#  Other Applications & Softwares  > Outlook Formatting & Functions >  > [SOLVED] emails to hard drive

## toddp2

Hi

One of my colleagues asked me yesterday if she could move a folder within her outlook account which contains a number of emails relating to a particular subject to her hard drive.

I'm sure I have done this before but for the life of me I can't remember.

Any help would be good as I said I knew how to do this.

Thanks
Toddp2

----------


## 6StringJazzer

What version of Outlook is she using? If she is using a desktop version, then the emails are already on her hard drive in a .pst or .ost file.

If she wants to capture a whole folder of emails as a snapshot and save them as .eml files, she can just drag and drop from Outlook to Windows Explorer.

Does she want a specific folder in Outlook to always correspond to a folder on her hard drive, so that she moves things to it in Outlook the change also shows up on her hard drive? I don't think that one is possible.
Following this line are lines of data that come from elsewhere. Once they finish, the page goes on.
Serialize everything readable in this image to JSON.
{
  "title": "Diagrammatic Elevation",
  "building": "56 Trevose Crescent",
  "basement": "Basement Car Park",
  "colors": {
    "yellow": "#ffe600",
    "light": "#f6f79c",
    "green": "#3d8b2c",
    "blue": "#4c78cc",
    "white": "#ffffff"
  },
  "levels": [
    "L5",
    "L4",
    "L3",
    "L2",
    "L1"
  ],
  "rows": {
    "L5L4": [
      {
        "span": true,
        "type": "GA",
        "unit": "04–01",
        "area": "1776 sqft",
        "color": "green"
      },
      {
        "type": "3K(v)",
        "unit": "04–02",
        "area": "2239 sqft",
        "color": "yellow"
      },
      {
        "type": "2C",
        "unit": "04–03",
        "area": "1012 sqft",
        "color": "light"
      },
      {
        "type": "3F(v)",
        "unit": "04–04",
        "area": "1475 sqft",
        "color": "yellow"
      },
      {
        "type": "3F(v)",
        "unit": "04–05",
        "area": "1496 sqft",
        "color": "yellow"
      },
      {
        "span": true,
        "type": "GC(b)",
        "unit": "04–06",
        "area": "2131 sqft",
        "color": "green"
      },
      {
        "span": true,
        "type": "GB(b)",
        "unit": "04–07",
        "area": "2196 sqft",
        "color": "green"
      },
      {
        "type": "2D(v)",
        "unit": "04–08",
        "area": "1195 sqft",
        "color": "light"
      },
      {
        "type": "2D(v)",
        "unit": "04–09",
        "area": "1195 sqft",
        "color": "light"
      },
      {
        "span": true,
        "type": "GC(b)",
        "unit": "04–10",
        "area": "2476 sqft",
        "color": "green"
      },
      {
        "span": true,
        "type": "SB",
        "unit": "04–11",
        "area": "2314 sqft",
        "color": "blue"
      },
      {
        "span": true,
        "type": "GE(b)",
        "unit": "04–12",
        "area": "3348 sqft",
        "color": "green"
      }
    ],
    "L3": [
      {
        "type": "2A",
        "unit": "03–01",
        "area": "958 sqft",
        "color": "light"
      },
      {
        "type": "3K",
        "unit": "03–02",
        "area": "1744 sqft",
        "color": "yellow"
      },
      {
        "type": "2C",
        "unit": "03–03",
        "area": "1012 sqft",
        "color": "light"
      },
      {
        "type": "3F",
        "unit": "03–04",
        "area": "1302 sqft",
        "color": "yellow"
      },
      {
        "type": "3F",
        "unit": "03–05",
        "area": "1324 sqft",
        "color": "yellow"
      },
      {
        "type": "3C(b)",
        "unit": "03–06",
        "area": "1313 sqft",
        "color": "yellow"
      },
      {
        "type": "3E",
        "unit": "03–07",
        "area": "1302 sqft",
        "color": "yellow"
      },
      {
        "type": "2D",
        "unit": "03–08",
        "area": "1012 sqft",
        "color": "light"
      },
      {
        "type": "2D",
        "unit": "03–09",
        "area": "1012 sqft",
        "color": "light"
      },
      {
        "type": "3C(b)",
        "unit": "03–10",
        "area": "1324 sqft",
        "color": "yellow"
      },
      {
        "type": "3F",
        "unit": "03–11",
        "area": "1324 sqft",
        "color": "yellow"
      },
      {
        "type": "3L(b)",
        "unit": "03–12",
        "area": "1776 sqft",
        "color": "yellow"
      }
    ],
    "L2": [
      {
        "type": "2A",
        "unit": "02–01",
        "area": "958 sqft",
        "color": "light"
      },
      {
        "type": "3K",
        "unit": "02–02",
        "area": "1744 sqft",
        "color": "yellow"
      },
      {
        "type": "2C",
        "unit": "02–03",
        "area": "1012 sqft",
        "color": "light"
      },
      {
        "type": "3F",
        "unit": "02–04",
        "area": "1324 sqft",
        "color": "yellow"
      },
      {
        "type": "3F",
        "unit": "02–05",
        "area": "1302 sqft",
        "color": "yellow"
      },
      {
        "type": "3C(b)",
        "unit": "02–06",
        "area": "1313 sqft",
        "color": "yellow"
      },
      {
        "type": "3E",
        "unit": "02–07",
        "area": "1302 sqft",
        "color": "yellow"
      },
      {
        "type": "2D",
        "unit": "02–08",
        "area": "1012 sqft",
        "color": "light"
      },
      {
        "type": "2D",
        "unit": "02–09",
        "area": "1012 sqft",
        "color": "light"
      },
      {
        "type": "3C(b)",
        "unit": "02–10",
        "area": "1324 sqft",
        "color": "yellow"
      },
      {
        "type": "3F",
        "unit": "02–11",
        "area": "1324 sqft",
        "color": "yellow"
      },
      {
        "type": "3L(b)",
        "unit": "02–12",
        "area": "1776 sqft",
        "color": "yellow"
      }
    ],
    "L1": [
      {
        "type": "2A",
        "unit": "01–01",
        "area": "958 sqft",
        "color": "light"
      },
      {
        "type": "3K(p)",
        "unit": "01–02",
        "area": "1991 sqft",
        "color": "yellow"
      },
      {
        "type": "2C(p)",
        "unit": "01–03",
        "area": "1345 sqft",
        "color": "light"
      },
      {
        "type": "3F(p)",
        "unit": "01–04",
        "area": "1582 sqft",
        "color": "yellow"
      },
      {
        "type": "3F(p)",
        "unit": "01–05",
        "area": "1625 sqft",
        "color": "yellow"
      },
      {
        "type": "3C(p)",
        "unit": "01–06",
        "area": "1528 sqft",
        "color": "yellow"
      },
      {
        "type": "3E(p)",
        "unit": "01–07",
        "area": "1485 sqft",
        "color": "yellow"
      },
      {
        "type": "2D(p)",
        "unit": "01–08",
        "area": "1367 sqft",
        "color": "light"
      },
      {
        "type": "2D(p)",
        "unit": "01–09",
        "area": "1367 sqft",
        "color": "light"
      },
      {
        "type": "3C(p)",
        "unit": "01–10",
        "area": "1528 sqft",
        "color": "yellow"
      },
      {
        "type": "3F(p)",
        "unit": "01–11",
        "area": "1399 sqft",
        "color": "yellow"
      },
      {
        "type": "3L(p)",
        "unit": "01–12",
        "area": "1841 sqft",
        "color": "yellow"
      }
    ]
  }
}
It would help to understand more about why she wants to do this and how she wants to use that folder once it is created.

----------


## toddp2

Hi

I believe it is 2010 the reason is the subject matter relates to a particular subject so she wants to read the email move the email to a folder on her hard drive then delete the email not sure what the logic behind this is.

Thanks
Toddp2

----------


## 6StringJazzer

You can also do this within Outlook by creating a folder under the Inbox folder and moving them to there. If the purpose is simply to organize things, that might be better than moving them to a folder on the hard drive outside of Outlook.

Outlooksubfolder.jpg

----------